The mineral forms prismatic crystals, often with rhombohedral terminations. It may occur as crystalline aggregates, or in a massive habit.
It is soluble in hydrochloric acid, nitric acid, and ammonia, leaving a silica residue, and is infusible.
Dioptase crystals mined at Mt. Altyn-Tyube (USSR) were first thought to be emeralds. But their low hardness easily distinguishes them from emeralds, which is one reason why dioptase is not more valued.
Occurrences of dioptase are found in Kazakhstan, Reneville (Zaire), minor deposits at Baita (Romania), Copiapo (Chile), Mammoth Mine, Tiger, Arizona (USA), and Otavi Range at Guchabo (Namibia).

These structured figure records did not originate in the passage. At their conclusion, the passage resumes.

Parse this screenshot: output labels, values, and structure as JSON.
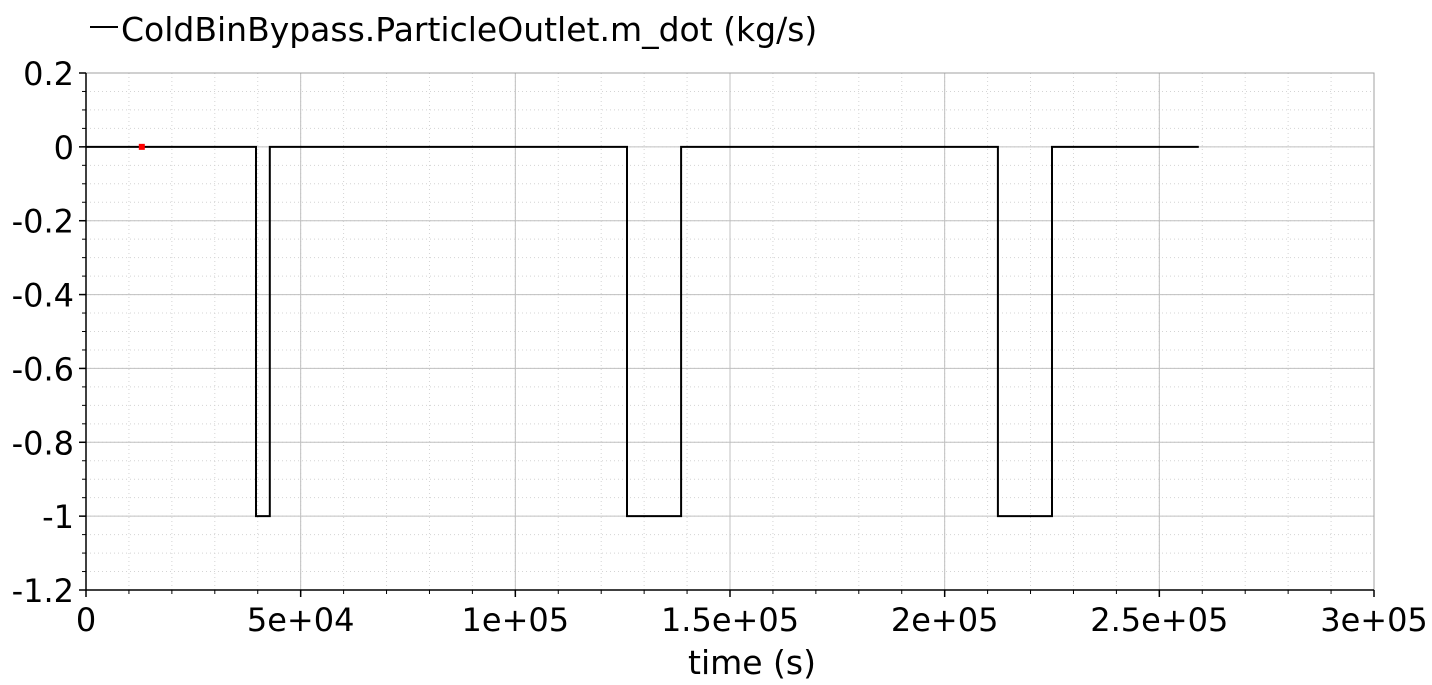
{
  "chart_data": {
    "type": "line",
    "title": "",
    "xlabel": "time (s)",
    "ylabel": "",
    "xlim": [
      0,
      300000
    ],
    "ylim": [
      -1.2,
      0.2
    ],
    "x_ticks": [
      0,
      50000,
      100000,
      150000,
      200000,
      250000,
      300000
    ],
    "x_tick_labels": [
      "0",
      "5e+04",
      "1e+05",
      "1.5e+05",
      "2e+05",
      "2.5e+05",
      "3e+05"
    ],
    "y_ticks": [
      0.2,
      0,
      -0.2,
      -0.4,
      -0.6,
      -0.8,
      -1,
      -1.2
    ],
    "y_tick_labels": [
      "0.2",
      "0",
      "-0.2",
      "-0.4",
      "-0.6",
      "-0.8",
      "-1",
      "-1.2"
    ],
    "grid": true,
    "legend_position": "top-left",
    "series": [
      {
        "name": "ColdBinBypass.ParticleOutlet.m_dot (kg/s)",
        "color": "#000000",
        "x": [
          0,
          39600,
          39600,
          42800,
          42800,
          126000,
          126000,
          138600,
          138600,
          212400,
          212400,
          225000,
          225000,
          259200
        ],
        "y": [
          0,
          0,
          -1,
          -1,
          0,
          0,
          -1,
          -1,
          0,
          0,
          -1,
          -1,
          0,
          0
        ]
      }
    ],
    "marker": {
      "x": 13000,
      "y": 0,
      "color": "#ff0000"
    }
  }
}
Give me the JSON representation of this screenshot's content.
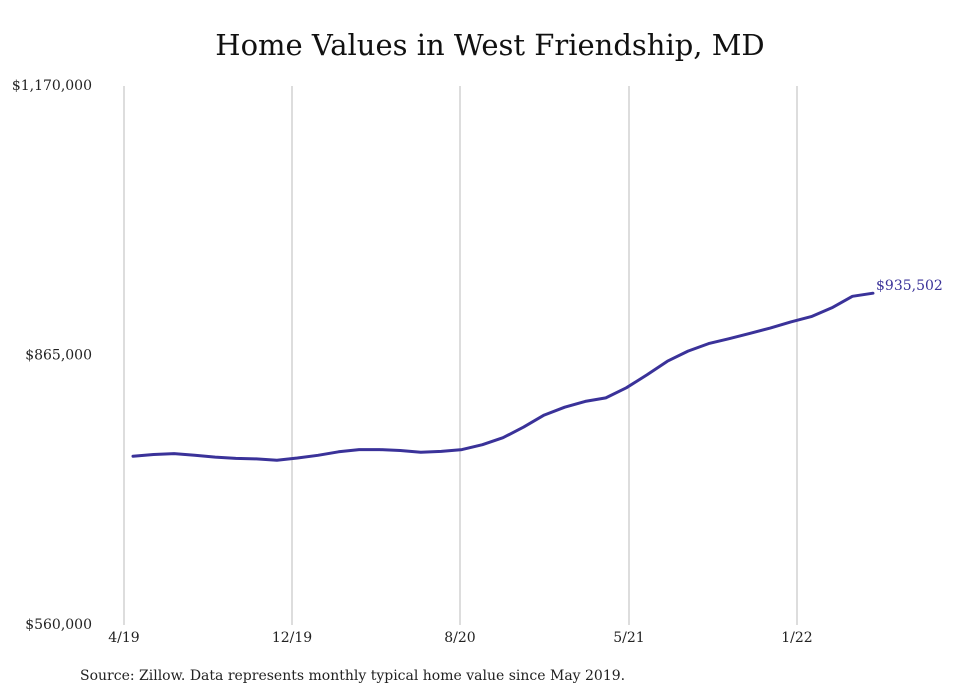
{
  "chart_data": {
    "type": "line",
    "title": "Home Values in West Friendship, MD",
    "xlabel": "",
    "ylabel": "",
    "ylim": [
      560000,
      1170000
    ],
    "y_ticks": [
      "$560,000",
      "$865,000",
      "$1,170,000"
    ],
    "x_tick_labels": [
      "4/19",
      "12/19",
      "8/20",
      "5/21",
      "1/22"
    ],
    "grid": "vertical",
    "series": [
      {
        "x": [
          "2019-05",
          "2019-06",
          "2019-07",
          "2019-08",
          "2019-09",
          "2019-10",
          "2019-11",
          "2019-12",
          "2020-01",
          "2020-02",
          "2020-03",
          "2020-04",
          "2020-05",
          "2020-06",
          "2020-07",
          "2020-08",
          "2020-09",
          "2020-10",
          "2020-11",
          "2020-12",
          "2021-01",
          "2021-02",
          "2021-03",
          "2021-04",
          "2021-05",
          "2021-06",
          "2021-07",
          "2021-08",
          "2021-09",
          "2021-10",
          "2021-11",
          "2021-12",
          "2022-01",
          "2022-02",
          "2022-03",
          "2022-04",
          "2022-05"
        ],
        "values": [
          751000,
          753000,
          754000,
          752000,
          750000,
          748500,
          748000,
          746500,
          749000,
          752000,
          756000,
          758500,
          758500,
          757500,
          755500,
          756500,
          758500,
          764000,
          772000,
          784000,
          797500,
          806500,
          813000,
          817000,
          828500,
          843000,
          858500,
          870000,
          878500,
          884000,
          890000,
          896000,
          903000,
          909000,
          919000,
          932000,
          935502
        ],
        "end_label": "$935,502",
        "color": "#3a3299"
      }
    ]
  },
  "footer": {
    "source": "Source: Zillow. Data represents monthly typical home value since May 2019."
  }
}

Achirite is an obsolete name for dioptase.
Misleading terms for dioptase include "Congo emerald" or "copper emerald" for dioptase from Congo (Africa), as well as "emeraldine," "emerandine," "emerald malachite," "esmeralda cobre," "Scythian emerald."
Dioptase's Healing and Metaphysical Properties: Dioptase has been used historically for it's psychotherapeutic properties. In general the Crystal is used to heal love sickness and allow persons to forgive.

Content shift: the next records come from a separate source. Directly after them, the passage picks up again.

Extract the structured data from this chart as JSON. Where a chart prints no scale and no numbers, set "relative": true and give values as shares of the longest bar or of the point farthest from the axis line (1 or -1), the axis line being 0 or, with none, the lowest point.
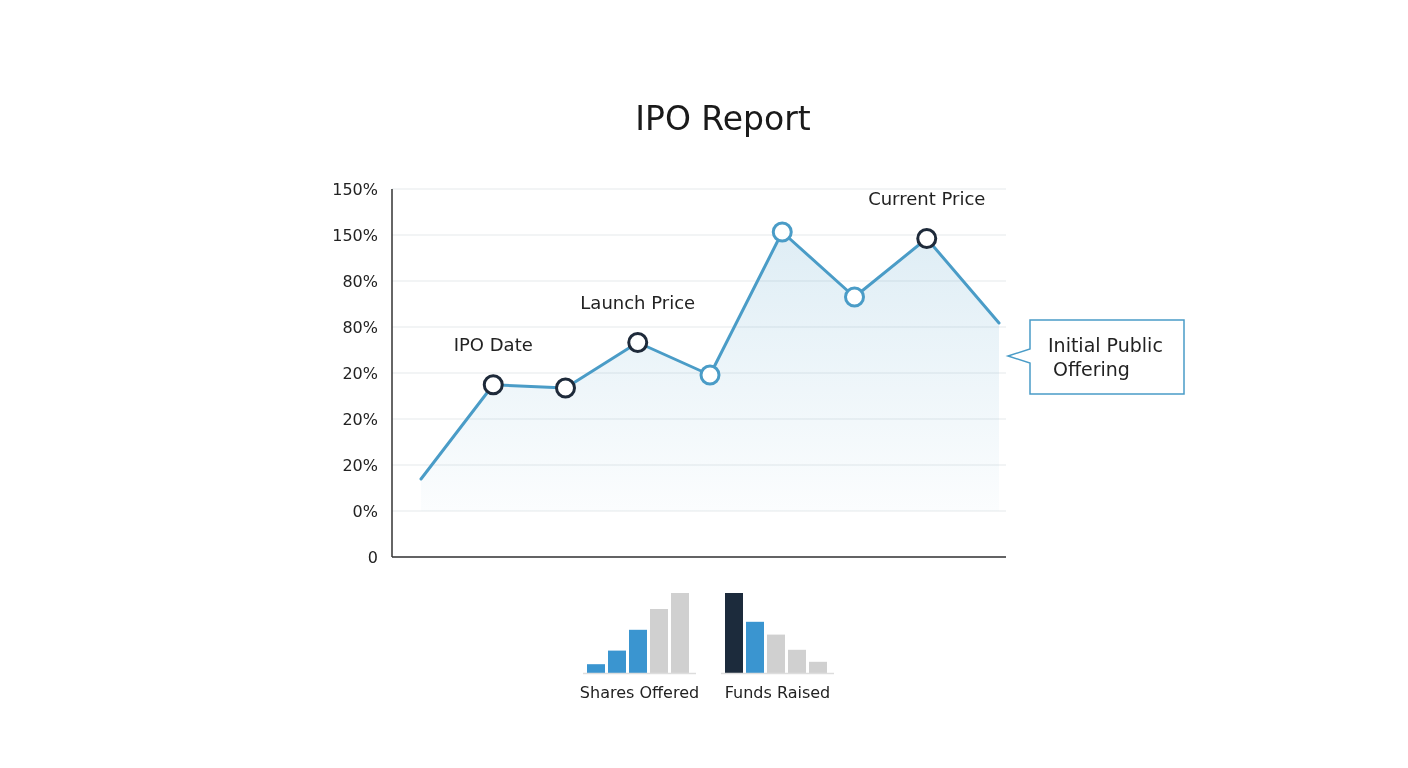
{
  "chart_data": [
    {
      "type": "area",
      "title": "IPO Report",
      "relative": true,
      "categories": [
        null,
        null,
        null,
        null,
        null,
        null,
        null,
        null,
        null
      ],
      "y_categories": [
        "150%",
        "150%",
        "80%",
        "80%",
        "20%",
        "20%",
        "20%",
        "0%",
        "0"
      ],
      "grid": "y",
      "tick_labels": "y",
      "series": [
        {
          "type": "area",
          "color": "#4a9cc7",
          "marker": "circle",
          "colors": [
            null,
            "#1e2a3a",
            "#1e2a3a",
            "#1e2a3a",
            "#4a9cc7",
            "#4a9cc7",
            "#4a9cc7",
            "#1e2a3a",
            null
          ],
          "values": [
            0.24,
            0.53,
            0.52,
            0.66,
            0.56,
            1,
            0.8,
            0.98,
            0.72
          ]
        }
      ],
      "annotations": [
        "IPO Date",
        "Launch Price",
        "Current Price",
        "Initial Public Offering"
      ]
    },
    {
      "type": "bar",
      "relative": true,
      "xlabel": "Shares Offered",
      "categories": [
        null,
        null,
        null,
        null,
        null
      ],
      "values": [
        0.11,
        0.28,
        0.54,
        0.8,
        1
      ],
      "colors": [
        "#3a95d0",
        "#3a95d0",
        "#3a95d0",
        "#d0d0d0",
        "#d0d0d0"
      ]
    },
    {
      "type": "bar",
      "relative": true,
      "xlabel": "Funds Raised",
      "categories": [
        null,
        null,
        null,
        null,
        null
      ],
      "values": [
        1,
        0.64,
        0.48,
        0.29,
        0.14
      ],
      "colors": [
        "#1c2b3c",
        "#3a95d0",
        "#d0d0d0",
        "#d0d0d0",
        "#d0d0d0"
      ]
    }
  ]
}
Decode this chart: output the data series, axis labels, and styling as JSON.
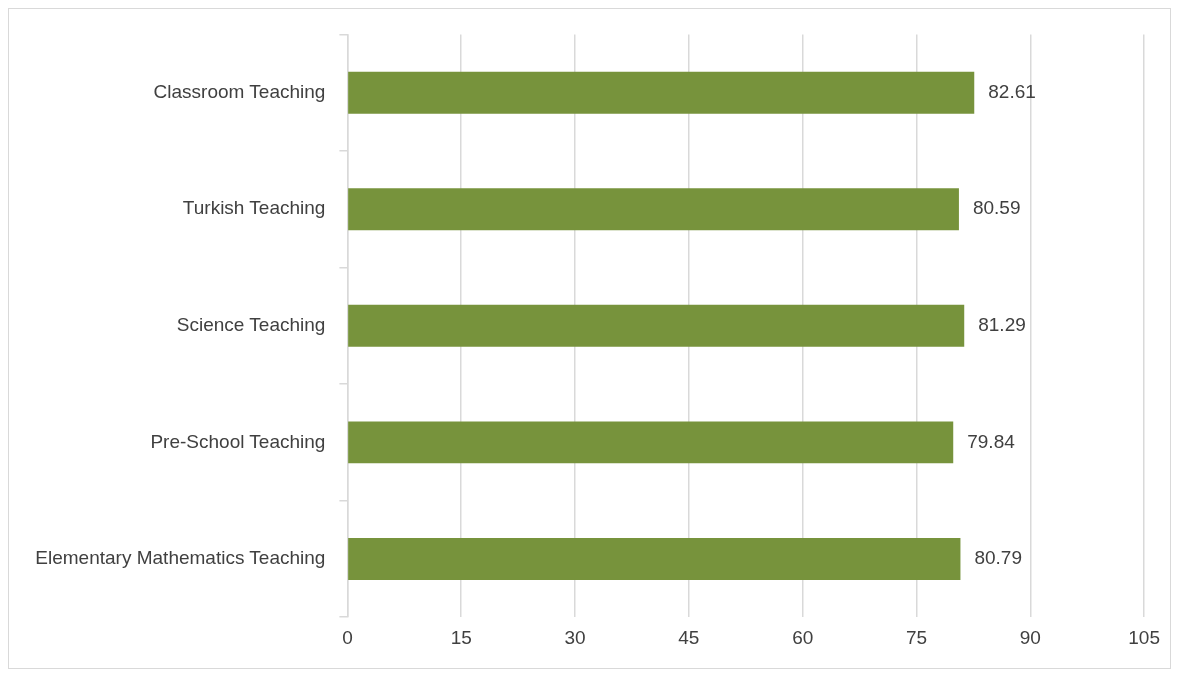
{
  "chart_data": {
    "type": "bar",
    "orientation": "horizontal",
    "categories": [
      "Classroom Teaching",
      "Turkish Teaching",
      "Science Teaching",
      "Pre-School Teaching",
      "Elementary Mathematics Teaching"
    ],
    "values": [
      82.61,
      80.59,
      81.29,
      79.84,
      80.79
    ],
    "color": "#77933c",
    "xlim": [
      0,
      105
    ],
    "xticks": [
      0,
      15,
      30,
      45,
      60,
      75,
      90,
      105
    ],
    "grid": "x",
    "data_labels": true,
    "legend": false
  }
}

Fine cleavages in dioptase crystals sometimes give a pearly luster and interesting internal reflections, and this accounts for its name which comes from the Greek words for "through" and "visible."
Dioptase has only had general recognition in Europe since it was introduced in 1780 to St. Petersburg, where it was wrongly identified as a variety of emerald called "achrite." A related copper silicate mineral is Chrysocolla.
It has no industrial importance, but is popular with collectors. It has been called "copper emerald" or "the emerald of the poor." The crystals found in Zaire, at Reneville, are quite large and may be cut for jewelry. Due to its low hardness and perfect cleavage, faceted stones are comparatively rare.